The above example shows that the projection onto a (String, Int) tuple is done typesafely by the yield method. At the same time, the whole query expression is formally validated by the compiler, as SLICK makes heavy use of Scala’s language features in order to introduce an internal DSL for querying. Much more than LINQ, SLICK has a unique syntax that doesn’t remind of SQL any more. It is not obvious how subqueries, complex joins, grouping and aggregation can be expressed.

jOOQ: Much typesafety

jOOQ is mainly inspired by SQL itself and embraces all the features that SQL offers. It has thus:

  1. Much typesafety when accessing records or tuples.
  2. Much typesafety when producing SQL statements.

jOOQ offers similar capabilities as JPA when it comes to mapping SQL result sets onto records, although JPA’s mapping type hierarchies are not supported by jOOQ. But jOOQ also allows for typesafe tuple access, the way SLICK has implemented it. Ad-hoc records produced by arbitrary query projections will maintain their various column types through generic Record1<T1>, Record2<T1, T2>, Record3<T1, T2, T3>, … record types. Unlike in Java, this can be leveraged extensively in Scala, where these typesafe Record[N] types can be used just like Scala’s tuples.
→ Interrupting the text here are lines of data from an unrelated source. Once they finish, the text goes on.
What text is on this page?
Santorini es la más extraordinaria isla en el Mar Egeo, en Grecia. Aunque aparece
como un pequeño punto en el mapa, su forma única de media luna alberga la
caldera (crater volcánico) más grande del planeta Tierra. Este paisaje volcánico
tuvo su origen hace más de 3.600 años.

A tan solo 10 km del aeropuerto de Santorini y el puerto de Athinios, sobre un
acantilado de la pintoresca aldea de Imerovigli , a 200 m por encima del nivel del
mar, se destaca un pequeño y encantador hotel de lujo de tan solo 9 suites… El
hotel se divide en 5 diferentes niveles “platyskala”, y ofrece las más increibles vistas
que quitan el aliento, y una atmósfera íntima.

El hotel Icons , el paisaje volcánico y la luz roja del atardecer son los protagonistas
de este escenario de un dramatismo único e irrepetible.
On the other hand, just like LINQ-to-SQL, which has formally integrated querying as a first-class citizen into .NET languages, jOOQ allows for heavy type-checking and syntax-checking, when writing SQL statements in Java.

In SQL, you can typesafely write things like:

SELECT * FROM t WHERE (t.a, t.b) = (1, 2)
SELECT * FROM t WHERE (t.a, t.b) OVERLAPS (date1, date2)
SELECT * FROM t WHERE (t.a, t.b) IN (SELECT x, y FROM t2)
UPDATE t SET (a, b) = (SELECT x, y FROM t2 WHERE ...)
INSERT INTO t (a, b) VALUES (1, 2)

In jOOQ 3.0, you can (also typesafely!) write

select().from(t).where(row(t.a, t.b).eq(1, 2));
// Type-check here: ----------------->  ^^^^
 
select().from(t).where(row(t.a, t.b).overlaps(date1, date2));
// Type-check here: ------------------------> ^^^^^^^^^^^^
 
select().from(t).where(row(t.a, t.b).in(select(t2.x, t2.y).from(t2)));
// Type-check here: -------------------------> ^^^^^^^^^^
 
update(t).set(row(t.a, t.b), select(t2.x, t2.y).where(...));
// Type-check here: --------------> ^^^^^^^^^^

insertInto(t, t.a, t.b).values(1, 2);
// Type-check here: ---------> ^^^^

This also applies for existing API, which doesn’t involve row value expressions:

select().from(t).where(t.a.eq(select(t2.x).from(t2));
// Type-check here: ---------------> ^^^^
 
select().from(t).where(t.a.eq(any(select(t2.x).from(t2)));
// Type-check here: -------------------> ^^^^
 
select().from(t).where(t.a.in(select(t2.x).from(t2));
// Type-check here: ---------------> ^^^^

select(t1.a, t1.b).from(t1).union(select(t2.a, t2.b).from(t2));
// Type-check here: -------------------> ^^^^^^^^^^

jOOQ is not SQL, but unlike other attempts of introducing SQL as an internal domain-specific language into host languages like Java, Scala, C#, jOOQ looks very much like SQL thanks to its unique fluent API technique, which informally follows an underlying BNF notation.

Even if Java offers less expressiveness than other languages like C# or Scala, jOOQ probably comes closest to both result record typesafety and SQL syntax safety in the Java world.